Nell'intento di sottrarre la gioventù italiana all'influenza educativa delle associazioni cattoliche, il Fascismo, con legge del 3 aprile 1926, istituiva l'Opera Nazionale Balilla che inquadrava, per lo svolgimento dell'attività fisica, i ragazzi dagli 8 ai 18 anni in 2 distinte formazioni (balilla e avanguardisti), offrendo in compenso agli stessi, come emulazione degli adulti, la gratificante opportunità di vestire uniformi paramilitari. La rivista "Battaglie fasciste" anticipava che l'organizzazione dei balilla doveva basarsi su 3 punti: educazione morale,fisica e disciplina.

Per formare i nuovi "David" si riteneva necessario allevarli ideologicamente in una scuola di coraggio,virilità e combattimento" per contrastare l'allora ripugnante costume pantofolaio della borghesia del liberalismo e cosi nel 1928 fu fondata l'Accademia fascista di Educazione Fisica e Giovanile dove insegnanti capaci dovevano far comprendere a famiglie e giovani l'importanza individuale e sociale dell'educazione del corpo attraverso l'esercizio ginnico-sportivo.
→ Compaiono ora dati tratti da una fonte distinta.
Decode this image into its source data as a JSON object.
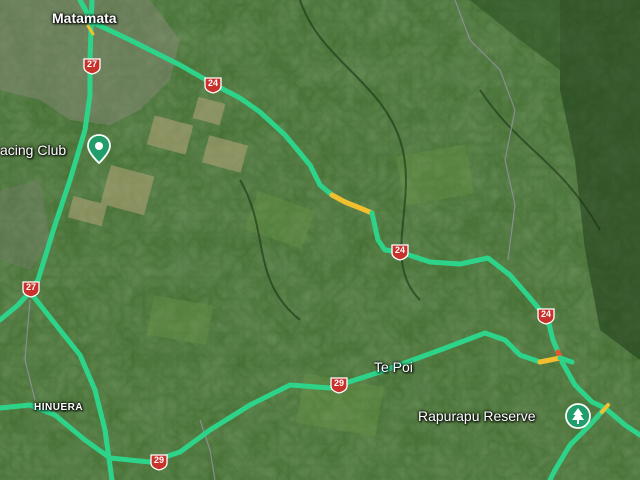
{
  "map": {
    "colors": {
      "road": "#2ed38a",
      "road_slow": "#f2c02f",
      "road_jam": "#e4572e",
      "shield": "#c8322b",
      "land": "#3f6b2e",
      "boundary": "#8f8f9a"
    },
    "places": [
      {
        "name": "Matamata",
        "type": "town"
      },
      {
        "name": "acing Club",
        "type": "poi",
        "icon": "map-pin-icon"
      },
      {
        "name": "Te Poi",
        "type": "locality"
      },
      {
        "name": "HINUERA",
        "type": "locality"
      },
      {
        "name": "Rapurapu Reserve",
        "type": "park",
        "icon": "tree-icon"
      }
    ],
    "route_shields": [
      "27",
      "24",
      "27",
      "24",
      "24",
      "29",
      "29"
    ]
  }
}
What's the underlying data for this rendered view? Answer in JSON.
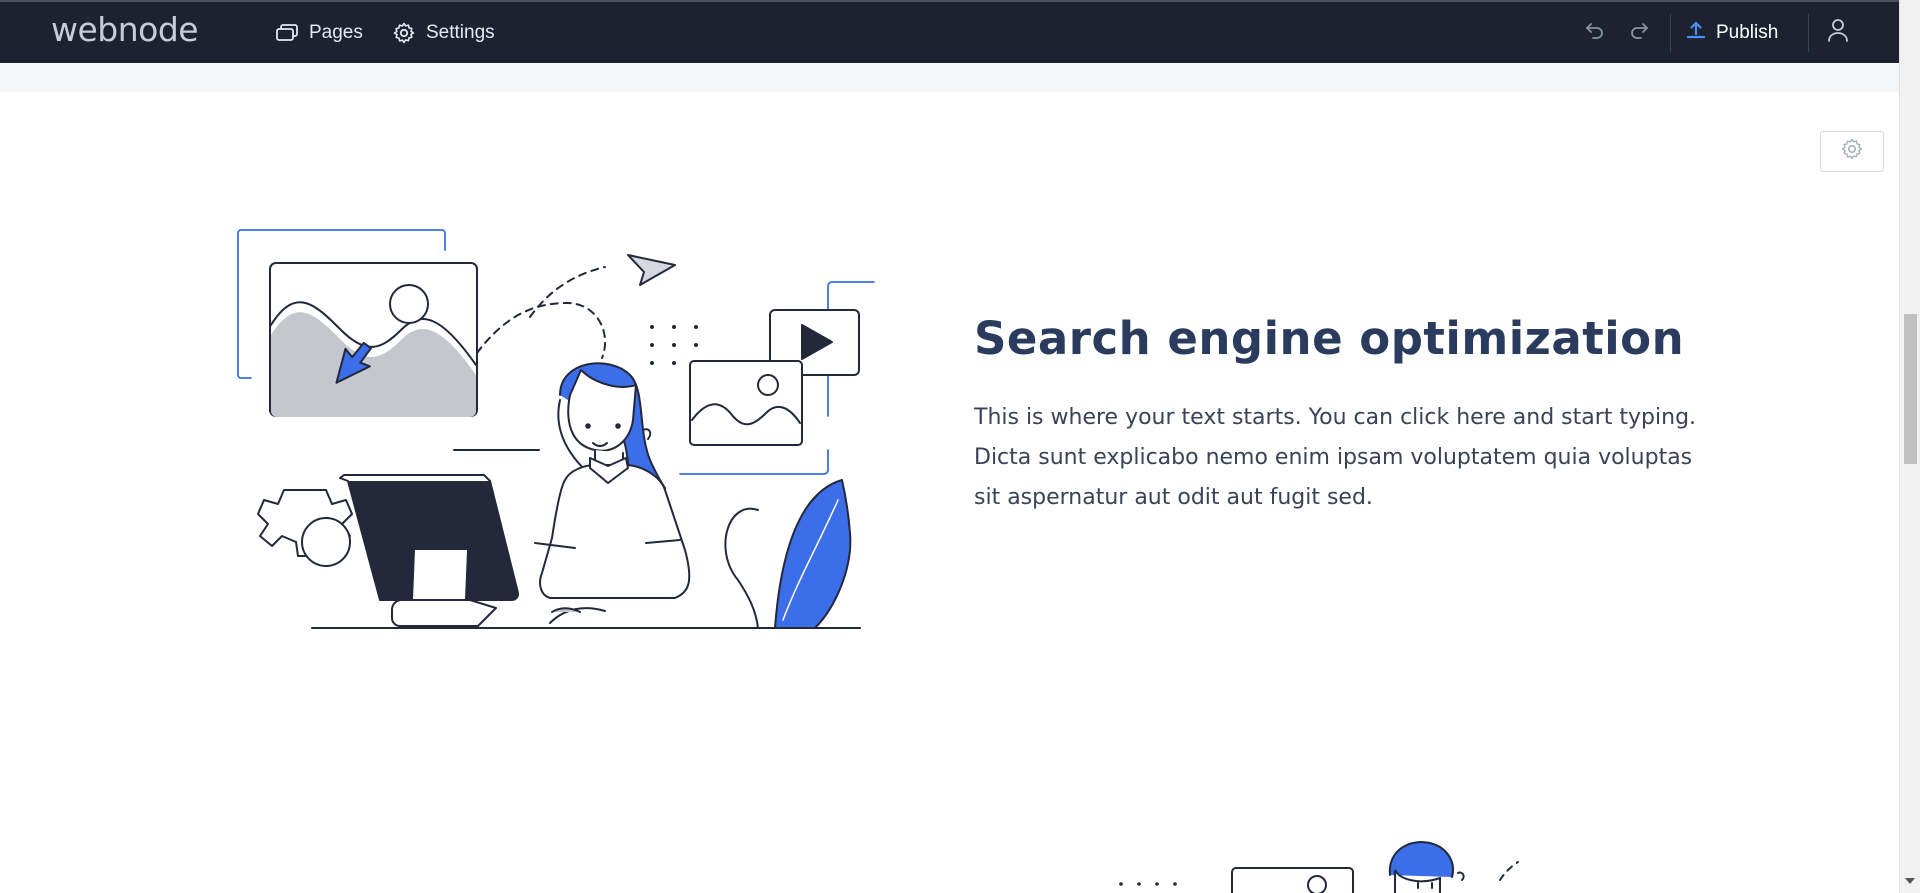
{
  "topbar": {
    "brand": "webnode",
    "nav": {
      "pages": "Pages",
      "settings": "Settings"
    },
    "publish_label": "Publish"
  },
  "section": {
    "heading": "Search engine optimization",
    "body": "This is where your text starts. You can click here and start typing. Dicta sunt explicabo nemo enim ipsam voluptatem quia voluptas sit aspernatur aut odit aut fugit sed."
  },
  "colors": {
    "topbar_bg": "#1c2230",
    "accent_blue": "#3b6ee8",
    "heading": "#2b3b5e"
  },
  "icons": [
    "pages-icon",
    "gear-icon",
    "undo-icon",
    "redo-icon",
    "upload-icon",
    "user-icon"
  ]
}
Con l'Educazione Fisica non si intendeva soltanto addestrare i muscoli, ma insegnare la forza del volere e la rapidità del decidere ed essa non significava più lo "Sport per lo Sport", ma una disciplina razionale volta al raggiungimento di una maggiore virilità e al miglioramento fisico della razza. 



In realtà e in prospettiva l'attività ginnica era vista dal Fascismo come l'applicazione del metodo sportivo alla preparazione premilitare e i vari sport venivano classificati sulla base della loro utilità, infatti il pugilato , il nuoto, la lotta, la scherma e le gare di tiro con tutte le armi erano giudicati sport fondamentali e "sport di guerra".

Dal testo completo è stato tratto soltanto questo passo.